THE TAOISEACH HAS said that although he wants to see banks subject to new taxes, he will not accept any financial taxes in Dublin that are not charged in London.
At a news conference following the British-Irish Council summit yesterday Kenny said that there cannot be different situations in London and Dublin.
“You cannot have a situation where a financial transaction tax resulted in a difference between what happens in London and what happens here in Dublin.
We have made it very clear that it would not be acceptable to us.”
Kenny added that such a tax would only be welcomed if it was agreed and implemented on a global level.
British Deputy Prime Minister Nick Clegg echoed Kenny’s opinion.
He said that his government were adamant that “this type of tax had to be done in a global way”.
“To do it partially – just in Europe or the EU – would not lead to growth and dynamism but job losses. For that reason, we do not support it,” he reiterated.
Clegg also pointed to the European Commission’s own research which he claimed showed that up to half a million jobs could be lost as a result of any transaction tax.

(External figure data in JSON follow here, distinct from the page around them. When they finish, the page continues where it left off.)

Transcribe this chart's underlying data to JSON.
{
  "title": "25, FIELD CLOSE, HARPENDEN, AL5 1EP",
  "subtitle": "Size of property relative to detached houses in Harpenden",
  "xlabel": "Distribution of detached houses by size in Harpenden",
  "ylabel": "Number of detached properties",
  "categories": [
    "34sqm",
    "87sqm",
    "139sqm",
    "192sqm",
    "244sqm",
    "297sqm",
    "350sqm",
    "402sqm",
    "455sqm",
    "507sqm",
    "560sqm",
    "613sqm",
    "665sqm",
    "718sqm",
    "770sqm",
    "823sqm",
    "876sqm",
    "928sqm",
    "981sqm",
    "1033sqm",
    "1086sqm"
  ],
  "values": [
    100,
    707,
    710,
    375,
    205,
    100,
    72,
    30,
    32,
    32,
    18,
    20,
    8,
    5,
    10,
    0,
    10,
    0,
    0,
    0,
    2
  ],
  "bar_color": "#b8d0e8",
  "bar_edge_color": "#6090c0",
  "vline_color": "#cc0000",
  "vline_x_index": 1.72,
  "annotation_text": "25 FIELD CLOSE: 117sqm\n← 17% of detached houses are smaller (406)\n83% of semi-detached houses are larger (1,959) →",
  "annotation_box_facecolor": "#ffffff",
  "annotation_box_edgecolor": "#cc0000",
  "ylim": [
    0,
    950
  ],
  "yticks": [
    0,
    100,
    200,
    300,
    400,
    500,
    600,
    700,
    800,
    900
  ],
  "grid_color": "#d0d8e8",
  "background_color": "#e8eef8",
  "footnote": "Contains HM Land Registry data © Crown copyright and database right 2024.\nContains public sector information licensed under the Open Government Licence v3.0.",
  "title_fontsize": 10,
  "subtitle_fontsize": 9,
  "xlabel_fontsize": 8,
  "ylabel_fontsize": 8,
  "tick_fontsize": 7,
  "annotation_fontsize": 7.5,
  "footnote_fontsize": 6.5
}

When in an economically precarious position, I don’t think the priority should be a measure which even its proponents admit would lead to significant levels of unemployment.”
The Taoiseach said the leaders had a “useful exchange” on the economic challenges facing the various jurisdictions of the council. Scottish First Minister Alex Salmond, Welsh First Minister Carwyn Jones and Northern Ireland’s First and Deputy First Ministers Peter Robinson and Martin McGuinness also attended the meetings.